Long before the Walking Dead, and even before Twilight or Buffy the Vampire Slayer, people took the undead seriously. Now, I know ratings are important (they attract advertisers and their money, after all), but when the fear is reality the stakes are upped a bit. Two readers sent me a Guardian story this past week of Yorkshire villagers mutilating the dead. In the Middle Ages, that is—it’s perfectly safe to die in Yorkshire now. The story by Maev Kennedy describes how archaeologists have been studying deliberately defiled corpses, well, actually the bones from those corpses to be precise, to solve a centuries-old mystery. Their conclusion? Medieval folk really did fear the dead coming back from the grave.
Now, Easter’s just around the corner and resurrection’s on a lot of minds. Outside the context of the Bible, however, resurrection of the dead is one of the most ancient and persistent of human fears. Nobody’s quite sure why. Dreams and visions of the recently departed are extremely common. Belief in ghosts is ancient and fairly universal. The destruction of the bodies of people already dead is not. We treat our gathered ones with respect. To me it seems to come down to the puzzle of consciousness. Call it a soul if you like, but I have a feeling things would be getting rather crowded in here if too many distinct entities claimed this body as home. Mind, soul, spirit, psyche, consciousness. We don’t know what it is because it can’t be studied empirically. We know that something like it exists and opinions of what happens to it after death vary. The body, we can all agree, has a more prosaic end.
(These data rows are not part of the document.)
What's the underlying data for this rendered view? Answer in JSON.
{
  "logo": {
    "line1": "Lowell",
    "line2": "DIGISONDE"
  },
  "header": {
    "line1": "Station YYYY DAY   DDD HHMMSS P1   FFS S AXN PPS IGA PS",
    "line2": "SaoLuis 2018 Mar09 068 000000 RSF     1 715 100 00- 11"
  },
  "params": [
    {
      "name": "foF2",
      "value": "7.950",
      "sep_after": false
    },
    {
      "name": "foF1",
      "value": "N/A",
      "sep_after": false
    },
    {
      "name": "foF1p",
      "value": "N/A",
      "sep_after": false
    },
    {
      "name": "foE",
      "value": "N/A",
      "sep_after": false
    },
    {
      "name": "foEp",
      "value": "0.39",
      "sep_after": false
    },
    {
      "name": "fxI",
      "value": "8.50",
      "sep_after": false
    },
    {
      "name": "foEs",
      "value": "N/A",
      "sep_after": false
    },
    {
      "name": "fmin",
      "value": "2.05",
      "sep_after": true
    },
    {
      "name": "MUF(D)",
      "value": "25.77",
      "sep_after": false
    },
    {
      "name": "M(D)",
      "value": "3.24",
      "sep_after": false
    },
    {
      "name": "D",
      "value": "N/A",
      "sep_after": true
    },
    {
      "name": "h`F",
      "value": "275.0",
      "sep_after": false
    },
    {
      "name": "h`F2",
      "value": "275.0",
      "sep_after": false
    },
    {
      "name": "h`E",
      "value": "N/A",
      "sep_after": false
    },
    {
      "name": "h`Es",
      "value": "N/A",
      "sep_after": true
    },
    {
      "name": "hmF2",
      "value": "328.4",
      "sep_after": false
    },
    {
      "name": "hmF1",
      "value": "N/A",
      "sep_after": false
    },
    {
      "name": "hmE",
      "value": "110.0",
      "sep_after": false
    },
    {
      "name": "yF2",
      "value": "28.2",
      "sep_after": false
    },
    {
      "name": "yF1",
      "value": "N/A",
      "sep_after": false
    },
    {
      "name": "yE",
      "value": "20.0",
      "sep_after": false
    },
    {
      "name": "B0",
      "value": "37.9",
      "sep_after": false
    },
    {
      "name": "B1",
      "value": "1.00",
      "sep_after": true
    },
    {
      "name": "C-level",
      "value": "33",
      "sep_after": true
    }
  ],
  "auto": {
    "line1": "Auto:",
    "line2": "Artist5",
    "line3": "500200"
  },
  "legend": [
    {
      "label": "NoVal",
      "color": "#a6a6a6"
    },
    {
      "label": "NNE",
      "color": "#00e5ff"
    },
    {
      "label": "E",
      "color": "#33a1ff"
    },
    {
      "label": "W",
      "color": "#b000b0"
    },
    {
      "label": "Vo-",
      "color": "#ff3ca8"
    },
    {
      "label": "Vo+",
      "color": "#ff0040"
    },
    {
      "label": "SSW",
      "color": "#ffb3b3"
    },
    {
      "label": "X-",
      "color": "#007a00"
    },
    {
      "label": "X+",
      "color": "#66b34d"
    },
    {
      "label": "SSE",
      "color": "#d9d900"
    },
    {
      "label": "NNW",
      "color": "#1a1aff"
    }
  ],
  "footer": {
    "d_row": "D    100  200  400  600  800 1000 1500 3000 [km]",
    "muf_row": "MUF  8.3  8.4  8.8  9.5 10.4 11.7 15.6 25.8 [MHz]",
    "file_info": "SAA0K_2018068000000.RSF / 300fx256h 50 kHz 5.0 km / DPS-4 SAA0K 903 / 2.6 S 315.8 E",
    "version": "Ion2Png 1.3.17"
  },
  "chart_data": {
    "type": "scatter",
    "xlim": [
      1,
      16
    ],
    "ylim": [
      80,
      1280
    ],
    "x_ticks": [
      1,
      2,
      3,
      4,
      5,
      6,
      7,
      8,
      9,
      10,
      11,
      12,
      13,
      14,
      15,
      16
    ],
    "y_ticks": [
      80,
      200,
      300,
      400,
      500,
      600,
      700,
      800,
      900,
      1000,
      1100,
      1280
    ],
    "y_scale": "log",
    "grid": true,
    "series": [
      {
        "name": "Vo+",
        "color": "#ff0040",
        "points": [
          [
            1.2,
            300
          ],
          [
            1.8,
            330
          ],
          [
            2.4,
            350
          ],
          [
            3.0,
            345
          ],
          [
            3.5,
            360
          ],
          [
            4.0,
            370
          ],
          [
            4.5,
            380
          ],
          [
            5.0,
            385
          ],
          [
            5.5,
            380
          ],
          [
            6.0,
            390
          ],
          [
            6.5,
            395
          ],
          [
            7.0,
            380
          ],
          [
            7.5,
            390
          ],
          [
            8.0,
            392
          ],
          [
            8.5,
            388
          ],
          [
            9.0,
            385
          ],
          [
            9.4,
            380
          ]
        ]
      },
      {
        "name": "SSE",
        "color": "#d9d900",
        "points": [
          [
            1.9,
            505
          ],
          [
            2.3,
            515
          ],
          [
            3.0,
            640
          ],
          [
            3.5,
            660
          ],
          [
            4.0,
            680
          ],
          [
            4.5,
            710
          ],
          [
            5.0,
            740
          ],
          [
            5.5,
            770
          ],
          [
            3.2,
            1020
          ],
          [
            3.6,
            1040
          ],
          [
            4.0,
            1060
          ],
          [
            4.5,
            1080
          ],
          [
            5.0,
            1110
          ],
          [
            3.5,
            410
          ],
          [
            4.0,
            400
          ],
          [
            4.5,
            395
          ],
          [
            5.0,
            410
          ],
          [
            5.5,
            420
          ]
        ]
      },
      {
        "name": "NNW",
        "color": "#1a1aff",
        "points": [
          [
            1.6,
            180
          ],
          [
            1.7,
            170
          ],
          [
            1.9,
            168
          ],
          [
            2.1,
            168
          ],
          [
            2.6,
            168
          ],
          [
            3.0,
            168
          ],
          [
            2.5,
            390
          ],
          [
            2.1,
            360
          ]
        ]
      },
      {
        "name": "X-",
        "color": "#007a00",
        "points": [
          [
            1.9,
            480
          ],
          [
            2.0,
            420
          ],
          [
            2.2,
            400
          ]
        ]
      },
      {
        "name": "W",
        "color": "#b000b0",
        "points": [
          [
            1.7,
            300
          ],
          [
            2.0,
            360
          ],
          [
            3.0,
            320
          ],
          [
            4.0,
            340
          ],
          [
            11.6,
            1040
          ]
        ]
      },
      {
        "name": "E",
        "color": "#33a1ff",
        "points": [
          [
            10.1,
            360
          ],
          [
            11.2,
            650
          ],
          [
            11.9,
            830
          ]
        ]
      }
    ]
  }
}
That’s what makes fear of the undead so fascinating. They are only bodies. Bodies without souls. Rather like leaders of the Republican Party. We fear them because when we look into their unblinking eyes we see no vestige of human warmth or sympathy. Those who walk among us and who don’t care about those of us not yet undead remain a perennial fear. In the case of the Yorkshire corpses these were people already buried. Putting them back in their graves seemed kind of pointless when they would only climb out again. We don’t know what it was like on the ground in the Middle Ages. History, however, has an ironic way of repeating itself. We’re entering a new age when I suspect we’ll want to make sure the remains of some remain well and truly gone once they’ve finally given up the ghost.